Tuesday 26 August 2014

More on Lovelock, technical evolution and the climate apocalypse

I've just re-read through James Lovelock's A Rough Ride to the Future (2014) for a paper I'm presenting this week. In a previous post I mentioned how he had reversed some of his earlier apocalypticism with regard to Gaia and global warming. While it's true that he's now presenting himself as an 'optimist' (169) and damping down the apocalyptic predictions of a human population curtailed to a few hundred million, there are some extremely troubling undertones that remain amidst the hyper-futurist techno-babble.
We have to ask ourselves the painful question: are we seeking the survival of the largest number of humans, regardless of their condition, or seeking the survival of as many as we can keep in an acceptable condition? (110) 
[…] in reality we are not thinking of saving Gaia, we are thinking of saving the Earth for us, or for our nation. […] If I am right to think that our species is evolving maybe to become part of a planetary intelligence, then our most important task for Gaia, as well as for ourselves, is to ensure that enough of is survive to sustain our role as the first species to sense, think about and act to oppose adverse environmental change. […] We are not yet clever nor determined enough to serve in this way, but we could still be the progenitors of those that can. (111)

Perhaps a similar suspension of democracy [as in WWII] will be needed when climate and other changes become as serious and as deadly as a major war. (120)

[Urbanisation might be] a powerful, benign force leading us to a future existence in city super-organisms. (123) 
My hope is that we survive and evolve further to the point where we are as much a part of our living planet as our brains are of us. (131)

[We have] to trust in Gaia to regulate the Earth as she has done since life began, and retreat to the best cities that we can design and build with the objective of saving as many of us as we can […]. (156)

The system cannot sustain the present level of human population for very much longer. (169)
It's clear that, whatever he claims, Lovelock remains a population pessimist. It's also clear that when he asks, rhetorically, 'are we seeking the survival of the largest number of humans, regardless of their condition, or seeking the survival of as many as we can keep in an acceptable condition?' he is erring on the side of urban air-con for the few rather than subsistence for the many.

His 'optimism' is of the techno-utopian variety. The wretched of the Earth remain wretched and voiceless, albeit perhaps with a little more hope for the future thanks to the evolution-accelerating brilliance of inventors (such as James Lovelock).

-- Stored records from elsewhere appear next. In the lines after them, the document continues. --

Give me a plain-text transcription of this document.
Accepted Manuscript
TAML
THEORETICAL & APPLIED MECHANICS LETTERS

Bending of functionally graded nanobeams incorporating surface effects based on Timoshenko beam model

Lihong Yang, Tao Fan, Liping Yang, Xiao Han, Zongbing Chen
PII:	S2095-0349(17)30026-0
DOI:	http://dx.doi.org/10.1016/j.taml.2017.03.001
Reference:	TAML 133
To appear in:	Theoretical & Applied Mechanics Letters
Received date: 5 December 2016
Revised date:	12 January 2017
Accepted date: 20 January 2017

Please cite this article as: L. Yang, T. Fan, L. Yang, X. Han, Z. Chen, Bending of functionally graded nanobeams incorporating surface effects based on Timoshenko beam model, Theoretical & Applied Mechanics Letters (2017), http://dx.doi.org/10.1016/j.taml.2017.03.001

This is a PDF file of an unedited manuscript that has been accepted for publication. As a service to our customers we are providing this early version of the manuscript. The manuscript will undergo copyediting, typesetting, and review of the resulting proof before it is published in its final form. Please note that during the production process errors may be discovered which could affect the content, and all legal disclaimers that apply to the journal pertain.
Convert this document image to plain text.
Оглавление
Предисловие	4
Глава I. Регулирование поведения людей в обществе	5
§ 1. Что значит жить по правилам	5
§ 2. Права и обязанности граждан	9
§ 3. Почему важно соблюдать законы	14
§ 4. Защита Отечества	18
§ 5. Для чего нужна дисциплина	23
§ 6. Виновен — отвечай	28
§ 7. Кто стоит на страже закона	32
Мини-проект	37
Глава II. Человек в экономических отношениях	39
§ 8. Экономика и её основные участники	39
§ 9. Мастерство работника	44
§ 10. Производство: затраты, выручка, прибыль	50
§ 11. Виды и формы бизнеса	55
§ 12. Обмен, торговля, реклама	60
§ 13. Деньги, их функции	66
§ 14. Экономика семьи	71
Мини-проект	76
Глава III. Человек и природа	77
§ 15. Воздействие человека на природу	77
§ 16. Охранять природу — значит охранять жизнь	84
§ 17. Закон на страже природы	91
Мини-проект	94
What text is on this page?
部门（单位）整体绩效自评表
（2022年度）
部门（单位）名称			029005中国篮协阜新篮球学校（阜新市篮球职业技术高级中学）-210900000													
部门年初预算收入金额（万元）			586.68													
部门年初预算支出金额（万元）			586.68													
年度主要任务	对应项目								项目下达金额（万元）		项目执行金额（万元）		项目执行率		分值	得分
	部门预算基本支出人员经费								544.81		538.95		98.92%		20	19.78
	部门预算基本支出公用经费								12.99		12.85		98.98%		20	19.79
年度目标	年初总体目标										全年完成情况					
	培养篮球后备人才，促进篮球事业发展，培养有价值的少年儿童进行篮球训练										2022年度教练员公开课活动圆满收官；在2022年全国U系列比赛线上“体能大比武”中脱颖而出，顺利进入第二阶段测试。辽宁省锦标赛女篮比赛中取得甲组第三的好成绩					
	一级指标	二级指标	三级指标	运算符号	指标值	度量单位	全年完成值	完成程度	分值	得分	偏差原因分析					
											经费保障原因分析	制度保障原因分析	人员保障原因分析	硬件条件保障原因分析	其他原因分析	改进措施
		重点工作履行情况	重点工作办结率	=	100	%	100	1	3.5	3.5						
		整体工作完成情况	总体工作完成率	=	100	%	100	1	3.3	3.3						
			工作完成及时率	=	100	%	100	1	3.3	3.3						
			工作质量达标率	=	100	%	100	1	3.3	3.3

His pessimistic predictions are never issued with anything like a sense of endorsement or approval; it would be utterly unfair to suggest that. However, he makes them with such an air of blithe disinterest and detachment that he is basically acquiescent to this future. Add to this the extreme superorganic naturalism that he forces upon human political organisation and he is only ever a stone's throw from endorsing the future he foretells. He endorses it teleologically if not morally.

'Resistance is futile in the face of Gaia's evolution'—that is the persisting subtext.